Life lessons from a stinging nettle.
It was a beautiful sunny morning yesterday; the perfect weather for taking a slow meander along a Devon country lane. Armed with wicker basket and two good friends, I spent the morning wild food foraging. Little did I know that those four hours in that little quiet lane would profoundly change me, my understanding of the world, my connection to the past and the way I see the future unfolding around me.
I’ve always wanted to be able to forage. However, I’ve a brain like a sieve when it comes to facts and figures and have struggled to engage and retain much when reading books and then trying to teach myself. I’ve also had that conscious awareness that the plants in the hedgerow can either taste good or kill me…and all felt a bit too risky for a DIY hobby.

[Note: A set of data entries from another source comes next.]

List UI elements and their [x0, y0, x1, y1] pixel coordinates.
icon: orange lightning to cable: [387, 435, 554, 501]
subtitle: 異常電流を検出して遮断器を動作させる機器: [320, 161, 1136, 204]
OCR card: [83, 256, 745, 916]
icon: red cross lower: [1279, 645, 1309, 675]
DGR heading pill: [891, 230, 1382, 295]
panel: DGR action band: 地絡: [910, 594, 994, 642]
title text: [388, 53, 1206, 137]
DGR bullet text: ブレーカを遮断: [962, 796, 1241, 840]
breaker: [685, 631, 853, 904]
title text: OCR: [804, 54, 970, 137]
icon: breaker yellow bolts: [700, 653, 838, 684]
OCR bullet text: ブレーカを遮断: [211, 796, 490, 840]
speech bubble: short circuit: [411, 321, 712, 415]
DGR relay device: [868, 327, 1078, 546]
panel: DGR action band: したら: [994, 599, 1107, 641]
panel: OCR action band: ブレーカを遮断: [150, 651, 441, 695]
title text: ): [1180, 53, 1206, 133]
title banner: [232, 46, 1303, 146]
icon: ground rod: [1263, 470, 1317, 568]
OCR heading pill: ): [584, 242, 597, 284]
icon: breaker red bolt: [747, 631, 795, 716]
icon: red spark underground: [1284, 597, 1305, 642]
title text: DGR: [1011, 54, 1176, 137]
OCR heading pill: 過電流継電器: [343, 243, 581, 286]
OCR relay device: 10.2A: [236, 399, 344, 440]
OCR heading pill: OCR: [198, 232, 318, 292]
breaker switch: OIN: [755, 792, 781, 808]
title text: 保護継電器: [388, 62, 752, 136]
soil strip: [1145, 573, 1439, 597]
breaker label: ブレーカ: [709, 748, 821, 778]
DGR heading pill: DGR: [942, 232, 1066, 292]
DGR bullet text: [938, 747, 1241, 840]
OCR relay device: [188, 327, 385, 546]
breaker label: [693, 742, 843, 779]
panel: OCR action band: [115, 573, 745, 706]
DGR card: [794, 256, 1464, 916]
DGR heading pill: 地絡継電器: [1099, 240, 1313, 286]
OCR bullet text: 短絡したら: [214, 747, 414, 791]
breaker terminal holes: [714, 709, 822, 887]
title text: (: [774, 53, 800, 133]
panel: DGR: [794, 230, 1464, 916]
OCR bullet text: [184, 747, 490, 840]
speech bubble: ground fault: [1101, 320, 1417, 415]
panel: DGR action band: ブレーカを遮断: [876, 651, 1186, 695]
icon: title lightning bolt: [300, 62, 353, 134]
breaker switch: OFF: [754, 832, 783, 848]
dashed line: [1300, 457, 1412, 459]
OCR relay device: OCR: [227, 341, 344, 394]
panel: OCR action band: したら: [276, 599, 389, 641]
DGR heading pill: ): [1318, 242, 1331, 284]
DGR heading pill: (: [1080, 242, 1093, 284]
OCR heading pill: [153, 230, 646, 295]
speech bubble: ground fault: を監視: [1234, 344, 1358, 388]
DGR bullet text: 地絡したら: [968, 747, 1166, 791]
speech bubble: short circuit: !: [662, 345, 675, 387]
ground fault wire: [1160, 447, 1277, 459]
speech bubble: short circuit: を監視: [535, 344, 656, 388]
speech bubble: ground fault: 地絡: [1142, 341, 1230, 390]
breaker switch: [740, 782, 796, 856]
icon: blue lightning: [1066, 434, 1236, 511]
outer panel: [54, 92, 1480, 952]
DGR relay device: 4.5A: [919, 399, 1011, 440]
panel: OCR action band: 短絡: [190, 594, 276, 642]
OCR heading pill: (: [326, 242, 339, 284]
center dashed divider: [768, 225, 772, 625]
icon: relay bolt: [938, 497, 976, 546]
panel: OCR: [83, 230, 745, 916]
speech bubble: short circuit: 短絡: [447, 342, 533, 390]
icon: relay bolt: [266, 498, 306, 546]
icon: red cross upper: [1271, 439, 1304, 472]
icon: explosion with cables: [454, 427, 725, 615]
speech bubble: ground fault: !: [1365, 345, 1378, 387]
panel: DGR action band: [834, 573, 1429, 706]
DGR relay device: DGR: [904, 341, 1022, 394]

Which is why I jumped at the chance to take a walk this weekend with an extraordinary woman called Ffyona Campbell and to explore what she calls “the hunter-gatherer” way.
Born in Totnes (where I live), Ffyona is someone I would call a true elder; not because of her age but because of the deep wisdom she holds; the deep reverence she holds for this knowledge and the way she abundantly shares this with others. Her own journey is a fascinating one. She was the first woman to walk around the world, and has been taught by Aborigines, Bushmen and elders from cultures right across the world. As she’s journeyed (mainly on foot), she’s spent time listening, learning and connecting to our indigenous ways of being and brought this knowledge back to her own homeland and ‘indigeneity’. In her walks, she uses ancient methods of passing on ‘the knowledge’ about the abundance of food and medicine in our hedgerows, forests and shorelines, so that the vital information stays alive and stays within us.
I knew within a second that she was someone speaking to me in a very different place to one I’ve ever been spoken to before.
Over the course of the morning, we learned to identify 20 plants in the hedgerow. However, what I hadn’t expected was how we were being taught was so much more than how to identity plants. We were being shown through a portal into how to be more fully present and living in symbiotic relationship with the rest of the natural world.
The depth of what she was sharing really struck me when I munched on a stinging nettle. Whilst not my first-time eating nettles, I’ve previously picked them at arms’ length with gloves and trepidation, to later brew them up in tea or soup. However, yesterday was all about bare fingers and immediate tasting.
Ffyona showed us how nettles grow to allow us to pick them painlessly. Their slightly extended neck offers a perfect space for fingers to reach in and pick and, when plucked in this way, there is no sting. We then pinched one of the leaves between our fingers, folded it and ate it; again without a flicker of pain. The difference was the attention I paid, the care I took and the understanding I was developing. By understanding the ways of the nettle, I was beginning to understand my relationship with it.
Picking the nettle is actually what the nettle wants to happen. By picking from this spot, in this way, we were actually allowing the plant to re-shoot up to five new heads and grow even stronger. Here landed a moment of magic – and an understanding of reciprocity in action. By eating a nettle, the nettle was giving me strength and vitality (for those unaware, nettles have extraordinary medicinal properties) and by me picking the nettle in this careful way, I was giving the nettle strength and vitality to grow new shoots and to become healthier in the process.
This simple reciprocity and welcoming relationship blew my little mind.
For so many years, I’ve been on a journey to get to the heart of what it means to be human, to live well, in balance and in healthy relationship with myself, with others and with the wider natural world. I’ve journeyed down so many beautiful paths, each of them helping me to better understand the qualities, values, behaviours and mindsets of a balanced way of living. And yet this little stinging nettle taught me one of my most profound lessons – that reciprocity is our natural state.
The narrative of what good the human species in general is bringing to the rest of the world has bothered me for years. In so many ways we’ve become something of a scourge on the landscape, with our behaviours tipping so much out of balance and causing destruction and devastation to natural ecosystems right across the world.
And yet here, in the hedgerows of Devon on a Saturday morning, I found a story of where humans belonged, and were both a welcome and essential part of the story.
For every plant that we learned, we connected with its story through this careful, conscious approach. We learned where it liked to grow and what it needed to grow well. We learned what it could offer us in terms of nutrition or medicine (offering another mind-blowing realisation of how much nutritious abundance grows within metres of my house). Most significantly, we learned how to pick each plant so that the very act of taking was also an act of giving back.
As we expanded our knowledge of the hedgerow, my own understanding of who I am and what life is all about also began to expand. The hedgerow suddenly turned from a bluster of green weeds into an abundance of life-giving wonder, and I was left with such a deep sense of joy and gratitude.
Through learning about the hedgerows of Devon, I was receiving a story of my heritage and a story of my legacy, for this learning is something I can now pass on; both in the teachings of wild foods and in the continuous practice of living a life of reciprocity, care and abundance. This is knowledge that we can all carry in our DNA, that our ancestors have carried for thousands of years and that can be carried forward to our children – it is a knowledge of balance, of reciprocity and of care.
All learned from an encounter with that little green nettle.